Hestia's name means "hearth, fireplace, altar”. It thus refers to the oikos: the domestic, home, household, house, or family. "An early form of the temple is the hearth house; the early temples at Dreros and Prinias on Crete are of this type as indeed is the temple of Apollo at Delphi which always had its inner hestia". The Mycenaean great hall (megaron), like Homer's hall of Odysseus at Ithaca, had a central hearth. Likewise, the hearth of the later Greek prytaneum was the community and government's ritual and secular focus.The worship of Hestia was centered around the hearth. The hearth was essential for warmth, food preparation, and the completion of sacrificial offerings to deities. It was a common practice that she was respected by being offered the first and last libations of wine at feasts. Pausanias writes that the Eleans sacrifice first to Hestia and then to other gods. Xenophon in Cyropaedia wrote that Cyrus the Great sacrificed first to Hestia, then to sovereign Zeus, and then to any other god that the magi suggested.

The accidental or negligent extinction of a domestic hearth-fire represented a failure of domestic and religious care for the family; failure to maintain Hestia's public fire in her temple or shrine was a breach of duty to the broad community.
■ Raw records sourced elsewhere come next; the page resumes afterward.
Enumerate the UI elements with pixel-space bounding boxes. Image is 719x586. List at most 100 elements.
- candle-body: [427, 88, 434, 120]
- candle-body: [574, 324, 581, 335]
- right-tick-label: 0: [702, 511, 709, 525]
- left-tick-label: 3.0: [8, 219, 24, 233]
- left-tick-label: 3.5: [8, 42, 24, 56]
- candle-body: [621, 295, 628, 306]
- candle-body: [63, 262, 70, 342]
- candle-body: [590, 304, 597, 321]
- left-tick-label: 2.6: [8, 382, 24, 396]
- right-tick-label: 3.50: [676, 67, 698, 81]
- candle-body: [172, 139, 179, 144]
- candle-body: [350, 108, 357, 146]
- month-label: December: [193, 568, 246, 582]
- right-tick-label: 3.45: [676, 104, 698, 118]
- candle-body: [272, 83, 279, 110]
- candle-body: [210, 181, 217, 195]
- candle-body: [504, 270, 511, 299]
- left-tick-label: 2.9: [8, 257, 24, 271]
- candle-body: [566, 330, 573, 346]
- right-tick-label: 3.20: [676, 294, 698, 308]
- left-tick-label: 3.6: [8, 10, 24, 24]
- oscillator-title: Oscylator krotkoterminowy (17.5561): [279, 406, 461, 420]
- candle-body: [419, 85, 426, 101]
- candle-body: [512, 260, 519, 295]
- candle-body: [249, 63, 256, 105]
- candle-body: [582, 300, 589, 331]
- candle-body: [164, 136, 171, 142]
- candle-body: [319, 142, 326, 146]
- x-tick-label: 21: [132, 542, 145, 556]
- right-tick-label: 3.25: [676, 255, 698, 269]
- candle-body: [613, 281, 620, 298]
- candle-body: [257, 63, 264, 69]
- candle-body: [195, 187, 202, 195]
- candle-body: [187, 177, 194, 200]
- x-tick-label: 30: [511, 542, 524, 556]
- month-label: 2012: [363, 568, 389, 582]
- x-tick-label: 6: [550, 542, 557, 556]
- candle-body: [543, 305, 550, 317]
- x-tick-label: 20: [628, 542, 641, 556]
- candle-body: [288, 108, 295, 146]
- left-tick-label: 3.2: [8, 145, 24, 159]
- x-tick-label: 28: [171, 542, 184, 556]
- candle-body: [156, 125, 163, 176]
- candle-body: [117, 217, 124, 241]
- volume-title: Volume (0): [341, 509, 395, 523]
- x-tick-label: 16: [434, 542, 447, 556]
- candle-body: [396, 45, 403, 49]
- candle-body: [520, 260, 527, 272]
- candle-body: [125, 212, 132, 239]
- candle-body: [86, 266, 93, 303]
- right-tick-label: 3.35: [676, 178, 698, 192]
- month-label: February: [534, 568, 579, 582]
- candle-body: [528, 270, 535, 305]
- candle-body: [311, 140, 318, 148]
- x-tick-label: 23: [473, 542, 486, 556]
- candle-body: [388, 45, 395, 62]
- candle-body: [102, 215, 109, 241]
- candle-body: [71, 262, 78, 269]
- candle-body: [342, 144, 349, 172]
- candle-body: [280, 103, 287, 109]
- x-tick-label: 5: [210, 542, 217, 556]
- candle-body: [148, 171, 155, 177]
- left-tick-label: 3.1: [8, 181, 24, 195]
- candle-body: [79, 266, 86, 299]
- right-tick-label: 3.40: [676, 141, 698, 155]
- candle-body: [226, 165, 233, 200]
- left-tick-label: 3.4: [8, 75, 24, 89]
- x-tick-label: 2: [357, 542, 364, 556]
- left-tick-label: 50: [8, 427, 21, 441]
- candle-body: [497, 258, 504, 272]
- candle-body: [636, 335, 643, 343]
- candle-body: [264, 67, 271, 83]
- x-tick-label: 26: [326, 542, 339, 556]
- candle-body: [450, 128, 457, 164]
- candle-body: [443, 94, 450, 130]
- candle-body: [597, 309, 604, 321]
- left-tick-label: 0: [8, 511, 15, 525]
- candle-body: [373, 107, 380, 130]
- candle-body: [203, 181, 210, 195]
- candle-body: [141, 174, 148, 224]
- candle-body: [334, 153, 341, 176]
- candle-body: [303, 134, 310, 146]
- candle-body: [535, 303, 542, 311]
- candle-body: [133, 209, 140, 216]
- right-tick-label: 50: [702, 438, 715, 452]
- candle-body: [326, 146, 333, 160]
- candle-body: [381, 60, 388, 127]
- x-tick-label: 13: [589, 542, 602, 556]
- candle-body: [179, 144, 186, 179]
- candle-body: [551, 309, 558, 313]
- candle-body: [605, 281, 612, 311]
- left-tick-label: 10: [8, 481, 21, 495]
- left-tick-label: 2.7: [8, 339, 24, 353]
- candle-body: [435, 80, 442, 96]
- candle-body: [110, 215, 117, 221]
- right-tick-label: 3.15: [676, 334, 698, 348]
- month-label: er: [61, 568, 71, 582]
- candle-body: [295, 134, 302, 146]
A hearth fire might be deliberately, ritually extinguished at need, and its lighting or relighting should be accompanied by rituals of completion, purification, and renewal, comparable with the rituals and connotations of an eternal flame and of sanctuary lamps. At the level of the polis, the hearths of Greek colonies and their mother cities were allied and sanctified through Hestia's cult. Athenaeus, in the Deipnosophistae, writes that in Naucratis the people dined in the Prytaneion on the natal day of Hestia Prytanitis (Ancient Greek: Ἑστίας Πρυτανίτιδος).

Responsibility for Hestia's domestic cult usually fell to the leading woman of the household, although sometimes to a man. Hestia's rites at the hearths of public buildings were usually led by holders of civil office; Dionysius of Halicarnassus testifies that the prytaneum of a Greek state or community was sacred to Hestia, who was served by the most powerful state officials. However, evidence of her priesthood is extremely rare. Most stems from the early Roman Imperial era, when Sparta offers several examples of women with the priestly title "Hestia"; Chalcis offers one, a daughter of the local elite. Existing civic cults to Hestia probably served as stock for the grafting of Greek ruler-cult to the Roman emperor, the Imperial family, and Rome itself. In Athens, a small seating section at the Theatre of Dionysus was reserved for priesthoods of "Hestia on the Acropolis, Livia, and Julia", and of "Hestia Romain" ("Roman Hestia", thus "The Roman Hearth" or Vesta). At Delos, a priest served "Hestia the Athenian Demos" (the people or state) "and Roma".